Smart devices can sometimes come across as stupid; they don't understand what people around them are doing, or even where they are. Researchers at the Carnegie Mellon University say that this may soon change. Devices may soon possess 'environmental awareness', which could be optimized based on acoustic and sensory input.
A smart speaker sitting on a kitchen countertop cannot figure out if it is in a kitchen, let alone know what a person is doing in a kitchen. But if these devices understood what was happening around them, they could be much more helpful.
Chris Harrison, Assistant Professor, Human-Computer Interaction Institute (HCII), CMU
Harrison and his colleagues at The Future Interfaces Group are currently presenting their findings at the Association for Computing Machinery's User Interface Software and Technology Symposium in Berlin. Until the 17th of October, the team will present two of their big ideas regarding context awareness in smart devices. One makes the most of one of our most ubiquitous pieces of tech: the microphone; and another utilizes a contemporary version of eavesdropping technology employed by the KGB in the 1950s.
In the first scenario, the team has sought to build a sound-based activity recognition system, which they've termed 'Ubicoustics'. This system would use pre-existing microphones found in smartphones, smart speakers, and smartwatches, and enable them to identify sounds related to places, such as kitchens, entrances, workshops, bedrooms, and offices.
“The main idea here is to leverage the professional sound-effect libraries typically used in the entertainment industry,” said Gierad Laput, a Ph.D. student in HCII. “They are clean, properly labeled, well-segmented and diverse. Plus, we can transform and project them into hundreds of different variations, creating volumes of data perfect for training deep-learning models.”
“This system could be deployed to an existing device as a software update and work immediately,” he added.
The plug-and-play system could function in any environment. For example, it could alert the user when a person knocks on the front door, or it could move to the next step in a recipe when it picks up the sound of a blender, chopping or any other sound relating to cooking.

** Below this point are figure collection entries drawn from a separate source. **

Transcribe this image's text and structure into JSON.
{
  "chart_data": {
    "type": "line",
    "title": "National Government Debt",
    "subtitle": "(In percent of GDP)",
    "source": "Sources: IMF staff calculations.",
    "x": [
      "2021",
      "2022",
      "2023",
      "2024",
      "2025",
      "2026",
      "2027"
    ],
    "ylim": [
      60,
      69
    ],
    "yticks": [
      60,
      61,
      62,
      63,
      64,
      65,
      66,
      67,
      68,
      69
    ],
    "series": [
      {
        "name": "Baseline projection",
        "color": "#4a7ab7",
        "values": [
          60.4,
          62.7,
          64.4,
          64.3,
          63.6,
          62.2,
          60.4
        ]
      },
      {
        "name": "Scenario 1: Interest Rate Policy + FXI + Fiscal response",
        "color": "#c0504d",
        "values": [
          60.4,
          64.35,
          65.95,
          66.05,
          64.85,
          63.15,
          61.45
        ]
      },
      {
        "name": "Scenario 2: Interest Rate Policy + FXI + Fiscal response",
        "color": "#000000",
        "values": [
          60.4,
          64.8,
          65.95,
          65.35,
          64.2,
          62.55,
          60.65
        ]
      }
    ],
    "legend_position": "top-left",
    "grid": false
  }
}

The scientists, Karan Ahuja, a Ph.D. student in HCII, and Mayank Goel, an assistant professor in the Institute for Software Research, started with a current model for labeling sounds and tweaked it using sound effects from the professional libraries, such as kitchen appliances, keyboards, hair dryers, power tools, and other context-specific sounds. They then synthetically changed the sounds to form numerous variations.
However, Gierad Laput admits that identifying sounds and placing them in a precise context is tough, partly because sometimes numerous sounds happen at once, and this can influence the smart devices' performance. In their tests, Ubicoustics showed an accuracy of around 80%, which is on a similar level to human accuracy, but this is still not good enough to support user applications. Improved microphones, higher sampling rates, and different model architectures all might boost accuracy with additional research.
In a separate paper Ph.D. student Yang Zhang worked with Laput and Harrison to develop the idea of 'Vibrosight', which can feasibly detect vibrations in precise locations using laser vibrometry in different spacial environments. It is similar to the light-based devices the KGB once used to sense vibrations on reflective surfaces (such as windows), enabling them to listen in on conversations.
“The cool thing about vibration is that it is a byproduct of most human activity,” Zhang said. Pounding a hammer, running on a treadmill, or typing on a keyboard all generate vibrations that can be sensed at a distance. “The other cool thing is that vibrations are localized to a surface,” he added. In contrast to microphones, the vibrations of one activity do not interact with vibrations from another. Also, unlike cameras and microphones, monitoring vibrations in specific locations makes this method unobtrusive and preserves privacy.
This technique requires a special sensor, which is a low-power laser integrated with a motorized, steerable mirror. The scientists constructed their experimental device for just $80. Reflective tags—the same material used to make pedestrians and bikes more visible at night—were applied to the objects to be tracked. The sensor can be positioned in a corner of a room and can monitor vibrations for several objects.
Zhang stated the sensor can sense whether a device is on or off with 98% accuracy and identify the device with 92% accuracy, based on the vibration profile of the object. It can also detect movement, e.g. the vibrations of a chair when a person sits in it, and can figure out when a person has obstructed the sensor's view of a tag, such as when a person is using an eyewash station or a sink.